= Antonio Baldi (singer) =

c. 1730 caricature of Antonio Baldi. Drawing by Antonio Maria Zanetti.

Antonio Baldi was an Italian alto castrato.
==Biography==
Antonio Baldi was born in Cortona in an unknown year. In 1714 he starred as Berardo in Andrea Stefano Fiorè's La innocenza giustificata at the Teatro Santa Cecilia, Palermo. He was active as a singer in Palermo through 1716; also performing there as Zoroastro in Il Nino (1715, possibly composed by Carlo Francesco Pollarolo) and Nino in Apostolo Zeno and Pietro Pariati's L'Astarto (1716, unknown composer). He worked in operas in Venice from 1722-1724 at the Teatro San Giovanni Grisostomo; performing in the premieres of Carlo Grua's Romolo e Tazio (1722, as Tatius), Giovanni Maria Capelli's Mitridate, re di Ponto (1723, as Pharnaces), Francesco Gasparini's Gli equivoci d'amore e d'innocenza (1723, as Ernesto), and Michelangelo Gasparini's Il più fedel tra gli amici (1724, as Araspe).

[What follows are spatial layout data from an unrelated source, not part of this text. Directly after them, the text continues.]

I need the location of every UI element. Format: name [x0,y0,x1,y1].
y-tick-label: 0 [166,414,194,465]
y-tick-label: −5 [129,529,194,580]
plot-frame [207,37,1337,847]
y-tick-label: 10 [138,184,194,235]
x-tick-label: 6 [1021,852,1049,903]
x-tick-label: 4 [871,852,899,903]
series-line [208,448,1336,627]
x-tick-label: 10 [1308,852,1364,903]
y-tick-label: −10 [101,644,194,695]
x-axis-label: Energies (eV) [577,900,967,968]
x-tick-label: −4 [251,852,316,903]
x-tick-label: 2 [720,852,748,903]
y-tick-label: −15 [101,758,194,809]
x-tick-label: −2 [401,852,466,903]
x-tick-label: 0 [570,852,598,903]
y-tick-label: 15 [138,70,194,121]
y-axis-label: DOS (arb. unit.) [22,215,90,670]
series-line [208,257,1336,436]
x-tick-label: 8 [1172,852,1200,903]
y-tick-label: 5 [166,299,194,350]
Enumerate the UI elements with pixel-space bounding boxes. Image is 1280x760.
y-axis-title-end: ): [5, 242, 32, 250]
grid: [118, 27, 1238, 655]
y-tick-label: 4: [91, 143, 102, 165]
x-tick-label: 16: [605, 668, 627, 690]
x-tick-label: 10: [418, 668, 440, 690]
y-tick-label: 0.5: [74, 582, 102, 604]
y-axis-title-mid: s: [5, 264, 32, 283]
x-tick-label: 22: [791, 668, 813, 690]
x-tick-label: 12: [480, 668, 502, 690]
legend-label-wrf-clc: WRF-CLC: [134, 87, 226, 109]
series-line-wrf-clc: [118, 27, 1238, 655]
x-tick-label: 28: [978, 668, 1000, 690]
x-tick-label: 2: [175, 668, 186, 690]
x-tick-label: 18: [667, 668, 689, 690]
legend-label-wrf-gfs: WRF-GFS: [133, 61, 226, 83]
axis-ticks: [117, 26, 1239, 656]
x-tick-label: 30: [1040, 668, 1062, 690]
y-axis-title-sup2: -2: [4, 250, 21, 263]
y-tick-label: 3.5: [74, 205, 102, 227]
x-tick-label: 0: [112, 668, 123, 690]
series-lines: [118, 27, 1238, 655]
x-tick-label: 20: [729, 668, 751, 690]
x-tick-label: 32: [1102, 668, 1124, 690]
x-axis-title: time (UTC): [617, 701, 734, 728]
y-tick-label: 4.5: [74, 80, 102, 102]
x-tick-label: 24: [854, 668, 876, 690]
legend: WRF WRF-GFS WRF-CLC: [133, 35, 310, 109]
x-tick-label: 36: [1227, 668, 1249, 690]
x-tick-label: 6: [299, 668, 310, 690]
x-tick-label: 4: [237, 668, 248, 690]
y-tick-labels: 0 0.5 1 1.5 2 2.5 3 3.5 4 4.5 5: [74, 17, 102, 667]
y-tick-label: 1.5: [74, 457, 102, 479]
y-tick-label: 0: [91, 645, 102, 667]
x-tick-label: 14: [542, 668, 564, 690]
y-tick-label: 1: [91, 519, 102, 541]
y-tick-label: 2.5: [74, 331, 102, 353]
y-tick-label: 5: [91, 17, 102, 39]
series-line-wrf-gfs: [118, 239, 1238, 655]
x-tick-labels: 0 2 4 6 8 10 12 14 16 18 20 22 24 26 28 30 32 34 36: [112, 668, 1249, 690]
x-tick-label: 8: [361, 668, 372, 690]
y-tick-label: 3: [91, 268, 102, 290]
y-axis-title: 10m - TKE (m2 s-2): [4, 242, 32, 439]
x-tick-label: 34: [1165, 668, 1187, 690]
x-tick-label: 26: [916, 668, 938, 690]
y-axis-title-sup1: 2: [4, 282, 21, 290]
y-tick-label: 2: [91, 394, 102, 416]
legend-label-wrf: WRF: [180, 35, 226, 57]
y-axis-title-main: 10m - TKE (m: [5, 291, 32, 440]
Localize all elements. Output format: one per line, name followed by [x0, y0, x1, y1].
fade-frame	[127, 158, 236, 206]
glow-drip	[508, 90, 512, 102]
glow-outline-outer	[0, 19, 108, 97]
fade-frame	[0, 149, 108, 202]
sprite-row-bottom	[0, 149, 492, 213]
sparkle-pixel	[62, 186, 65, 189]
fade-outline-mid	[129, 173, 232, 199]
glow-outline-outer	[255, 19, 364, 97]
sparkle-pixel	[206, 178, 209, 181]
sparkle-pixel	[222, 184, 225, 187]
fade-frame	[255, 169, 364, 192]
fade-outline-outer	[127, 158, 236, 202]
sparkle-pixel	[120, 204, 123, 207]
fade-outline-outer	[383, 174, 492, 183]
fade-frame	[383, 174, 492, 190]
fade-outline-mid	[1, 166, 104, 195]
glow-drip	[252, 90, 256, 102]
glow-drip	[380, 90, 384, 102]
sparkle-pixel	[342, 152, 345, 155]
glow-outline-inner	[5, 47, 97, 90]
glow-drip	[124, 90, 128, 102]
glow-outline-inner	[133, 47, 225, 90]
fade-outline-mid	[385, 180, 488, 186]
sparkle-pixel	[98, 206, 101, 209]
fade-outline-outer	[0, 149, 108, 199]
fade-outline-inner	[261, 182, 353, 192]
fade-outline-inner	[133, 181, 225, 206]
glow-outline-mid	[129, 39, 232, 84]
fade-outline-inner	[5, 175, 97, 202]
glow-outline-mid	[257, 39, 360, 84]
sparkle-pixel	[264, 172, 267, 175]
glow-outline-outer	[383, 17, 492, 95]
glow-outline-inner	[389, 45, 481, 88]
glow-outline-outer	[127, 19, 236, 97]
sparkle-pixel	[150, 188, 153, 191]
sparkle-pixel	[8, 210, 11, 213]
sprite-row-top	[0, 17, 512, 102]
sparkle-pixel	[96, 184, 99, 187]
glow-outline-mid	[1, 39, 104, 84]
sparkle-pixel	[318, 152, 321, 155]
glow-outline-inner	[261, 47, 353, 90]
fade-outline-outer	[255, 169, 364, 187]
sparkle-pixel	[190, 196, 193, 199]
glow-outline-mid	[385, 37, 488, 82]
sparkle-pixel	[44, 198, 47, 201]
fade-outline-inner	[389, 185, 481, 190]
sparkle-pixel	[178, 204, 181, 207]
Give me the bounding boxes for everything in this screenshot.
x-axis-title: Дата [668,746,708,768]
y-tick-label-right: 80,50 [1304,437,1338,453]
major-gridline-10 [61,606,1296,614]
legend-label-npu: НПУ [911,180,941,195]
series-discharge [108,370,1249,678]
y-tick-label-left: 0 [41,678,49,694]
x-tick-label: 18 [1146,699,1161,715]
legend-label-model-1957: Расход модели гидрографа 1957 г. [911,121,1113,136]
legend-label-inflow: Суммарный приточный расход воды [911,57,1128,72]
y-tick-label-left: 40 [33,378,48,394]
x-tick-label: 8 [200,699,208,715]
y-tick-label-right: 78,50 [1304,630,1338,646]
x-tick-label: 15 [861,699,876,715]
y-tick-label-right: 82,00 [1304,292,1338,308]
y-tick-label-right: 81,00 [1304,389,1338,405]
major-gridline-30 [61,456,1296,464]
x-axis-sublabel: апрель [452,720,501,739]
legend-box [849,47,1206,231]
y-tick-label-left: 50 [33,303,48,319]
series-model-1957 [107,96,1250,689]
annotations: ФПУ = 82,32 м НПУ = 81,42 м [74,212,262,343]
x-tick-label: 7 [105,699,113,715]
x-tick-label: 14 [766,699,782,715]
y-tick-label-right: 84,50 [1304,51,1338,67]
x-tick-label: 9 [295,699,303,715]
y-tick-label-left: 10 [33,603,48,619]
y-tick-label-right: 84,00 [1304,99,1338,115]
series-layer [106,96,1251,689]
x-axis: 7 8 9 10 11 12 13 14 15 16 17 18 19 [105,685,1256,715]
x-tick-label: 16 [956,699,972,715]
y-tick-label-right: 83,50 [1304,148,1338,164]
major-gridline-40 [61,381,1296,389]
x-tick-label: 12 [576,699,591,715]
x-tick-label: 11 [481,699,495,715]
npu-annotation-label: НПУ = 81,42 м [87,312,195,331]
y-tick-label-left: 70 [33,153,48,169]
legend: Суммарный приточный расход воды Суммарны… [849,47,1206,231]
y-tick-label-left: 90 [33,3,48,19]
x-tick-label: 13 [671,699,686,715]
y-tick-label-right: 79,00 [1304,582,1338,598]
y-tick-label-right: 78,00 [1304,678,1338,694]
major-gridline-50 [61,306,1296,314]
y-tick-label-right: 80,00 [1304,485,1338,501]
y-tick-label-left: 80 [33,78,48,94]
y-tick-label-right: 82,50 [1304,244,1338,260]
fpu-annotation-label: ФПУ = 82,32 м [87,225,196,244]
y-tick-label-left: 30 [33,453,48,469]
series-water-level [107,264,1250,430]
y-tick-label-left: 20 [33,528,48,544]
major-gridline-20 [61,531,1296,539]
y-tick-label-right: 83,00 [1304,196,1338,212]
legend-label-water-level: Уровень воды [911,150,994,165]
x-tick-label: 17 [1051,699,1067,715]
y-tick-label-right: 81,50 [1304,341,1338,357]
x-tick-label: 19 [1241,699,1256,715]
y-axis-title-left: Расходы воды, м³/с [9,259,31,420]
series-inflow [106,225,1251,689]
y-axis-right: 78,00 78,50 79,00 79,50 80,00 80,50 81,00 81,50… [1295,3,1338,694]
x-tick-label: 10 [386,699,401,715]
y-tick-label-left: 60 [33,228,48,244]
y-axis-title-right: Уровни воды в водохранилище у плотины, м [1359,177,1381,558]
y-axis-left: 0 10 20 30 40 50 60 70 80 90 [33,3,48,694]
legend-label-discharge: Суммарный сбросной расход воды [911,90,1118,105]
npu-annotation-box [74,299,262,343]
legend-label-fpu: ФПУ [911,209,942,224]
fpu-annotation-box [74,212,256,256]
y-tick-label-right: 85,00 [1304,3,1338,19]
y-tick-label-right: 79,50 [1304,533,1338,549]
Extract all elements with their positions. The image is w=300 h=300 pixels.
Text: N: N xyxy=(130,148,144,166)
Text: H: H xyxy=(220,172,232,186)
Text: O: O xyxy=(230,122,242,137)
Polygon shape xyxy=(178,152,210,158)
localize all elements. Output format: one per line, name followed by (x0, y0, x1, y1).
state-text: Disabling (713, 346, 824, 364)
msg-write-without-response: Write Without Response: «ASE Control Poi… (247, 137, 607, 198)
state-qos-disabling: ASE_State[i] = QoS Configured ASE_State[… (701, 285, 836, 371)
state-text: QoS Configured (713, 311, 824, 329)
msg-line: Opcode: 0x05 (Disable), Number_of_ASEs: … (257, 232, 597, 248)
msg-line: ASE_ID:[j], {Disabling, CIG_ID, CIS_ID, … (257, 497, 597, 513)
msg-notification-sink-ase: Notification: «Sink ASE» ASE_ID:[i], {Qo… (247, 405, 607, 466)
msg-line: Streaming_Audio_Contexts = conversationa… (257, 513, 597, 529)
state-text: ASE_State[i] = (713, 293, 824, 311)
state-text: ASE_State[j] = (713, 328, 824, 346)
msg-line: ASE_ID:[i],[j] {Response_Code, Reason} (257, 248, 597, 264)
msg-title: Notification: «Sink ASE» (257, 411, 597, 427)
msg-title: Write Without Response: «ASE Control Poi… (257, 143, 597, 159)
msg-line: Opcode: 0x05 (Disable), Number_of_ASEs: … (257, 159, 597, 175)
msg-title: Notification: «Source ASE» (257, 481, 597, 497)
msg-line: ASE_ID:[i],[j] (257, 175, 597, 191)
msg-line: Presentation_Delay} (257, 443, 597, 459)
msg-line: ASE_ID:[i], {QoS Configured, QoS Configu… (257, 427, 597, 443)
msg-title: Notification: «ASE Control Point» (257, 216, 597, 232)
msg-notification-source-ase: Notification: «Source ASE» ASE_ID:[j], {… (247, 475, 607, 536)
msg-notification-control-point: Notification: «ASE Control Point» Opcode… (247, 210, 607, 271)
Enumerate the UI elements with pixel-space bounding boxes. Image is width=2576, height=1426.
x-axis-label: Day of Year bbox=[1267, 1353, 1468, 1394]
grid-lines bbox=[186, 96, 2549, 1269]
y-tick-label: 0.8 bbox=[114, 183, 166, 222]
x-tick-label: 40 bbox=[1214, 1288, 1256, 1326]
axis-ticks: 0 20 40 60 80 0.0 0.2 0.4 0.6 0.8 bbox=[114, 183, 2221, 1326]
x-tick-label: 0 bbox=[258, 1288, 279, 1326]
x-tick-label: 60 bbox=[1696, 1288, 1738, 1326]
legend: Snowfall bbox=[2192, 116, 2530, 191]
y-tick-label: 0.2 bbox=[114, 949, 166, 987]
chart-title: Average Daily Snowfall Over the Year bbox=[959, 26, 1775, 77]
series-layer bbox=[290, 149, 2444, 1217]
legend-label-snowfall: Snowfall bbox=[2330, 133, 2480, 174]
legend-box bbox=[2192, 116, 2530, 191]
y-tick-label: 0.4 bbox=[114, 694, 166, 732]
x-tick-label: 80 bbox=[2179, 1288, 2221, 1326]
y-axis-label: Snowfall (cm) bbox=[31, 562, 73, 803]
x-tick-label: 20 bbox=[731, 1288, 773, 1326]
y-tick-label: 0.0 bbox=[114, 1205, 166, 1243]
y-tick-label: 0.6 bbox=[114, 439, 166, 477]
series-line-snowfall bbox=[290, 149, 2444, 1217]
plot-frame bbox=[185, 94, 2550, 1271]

In 1723 Baldi portrayed Cosroe in the pastiche Ormisda at the Teatro del Falcone in Genoa. From 1725 to 1728 he was an opera singer at the King's Theatre, Haymarket in London. At that theatre he performed as a member of George Frideric Handel's Royal Academy of Music company; making his debut in the pastiche Elpidia by Leonardo Vinci and Giuseppe Maria Orlandini. He performed in the world premieres of several of Handel's operas; including Scipione (1726, as Scipione), Alessandro (1726, as Tassile), Riccardo Primo (1727, as Oronte), Admeto (1727, as Trasimede), Siroe (1728, as Medarse), and Tolomeo (1728, as Alessandro). He also performed the role of Tigrane in the premiere of the revised version of Handel's Radamisto (1728).

From 1729 to 1735 Baldi sang regularly in Venice. In 1734 he portrayed Anassandro in the premiere of Geminiano Giacomelli's Merope, and Megabise in Johann Adolph Hasse's Artaserse in Venice. After 1735 nothing is known of the singer, including when and where he died.